// Section 1 — The Model · 2 MIN READ
Inference★
Inference is the read-only phase of a model's life. Every time you ask a question or an agent requests a tool call, the client sends your prompt to a server (or local runner) which executes the parameters over the input tokens to generate the response.
Unlike training, which is a one-time capital expense, inference creates a recurring operational cost. Model providers charge per-token, separating input tokens (cheaper) and output tokens (more expensive because they must be computed sequentially).

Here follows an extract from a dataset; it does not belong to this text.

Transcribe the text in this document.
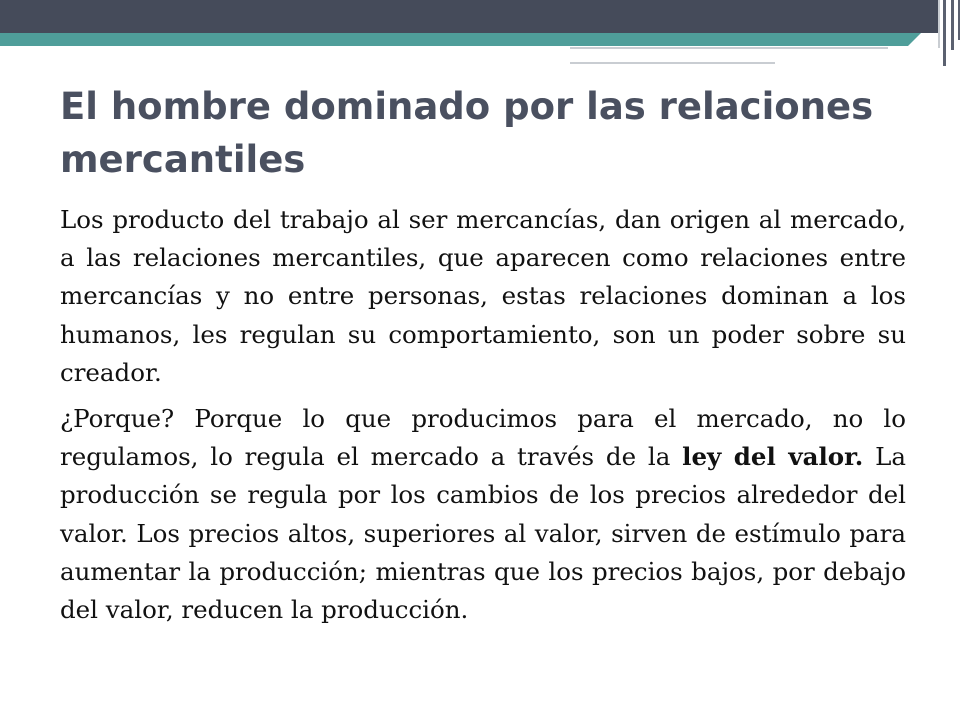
El hombre dominado por las relaciones mercantiles

Los producto del trabajo al ser mercancías, dan origen al mercado, a las relaciones mercantiles, que aparecen como relaciones entre mercancías y no entre personas, estas relaciones dominan a los humanos, les regulan su comportamiento, son un poder sobre su creador.

¿Porque? Porque lo que producimos para el mercado, no lo regulamos, lo regula el mercado a través de la ley del valor. La producción se regula por los cambios de los precios alrededor del valor. Los precios altos, superiores al valor, sirven de estímulo para aumentar la producción; mientras que los precios bajos, por debajo del valor, reducen la producción.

Optimizing Inference Latency & Cost
- Time to First Token (TTFT): The duration it takes to process the input prompt (prefill phase). This scales with input size, but can be optimized using Prompt Caching.
- Inter-Token Latency (ITL): The duration between output tokens (generation phase). This is bound by GPU memory bandwidth since the model must read all parameters from VRAM for every single token generated.
- Pruning: Keeping prompts short directly reduces both TTFT and total inference costs.
# AVOID
Do not assume that executing multiple identical prompts simultaneously will share generation costs.
- Avoid: "Let's run 5 parallel agents with the same 100K token documentation block to speed up work."
- Write: "We should verify if our provider supports prefix/prompt caching. Otherwise, running those 5 agents in parallel will cost 5x inference charges on the input prefill."
# USAGE
Developer A: "Our agent is taking 10 seconds to respond. Is it training?"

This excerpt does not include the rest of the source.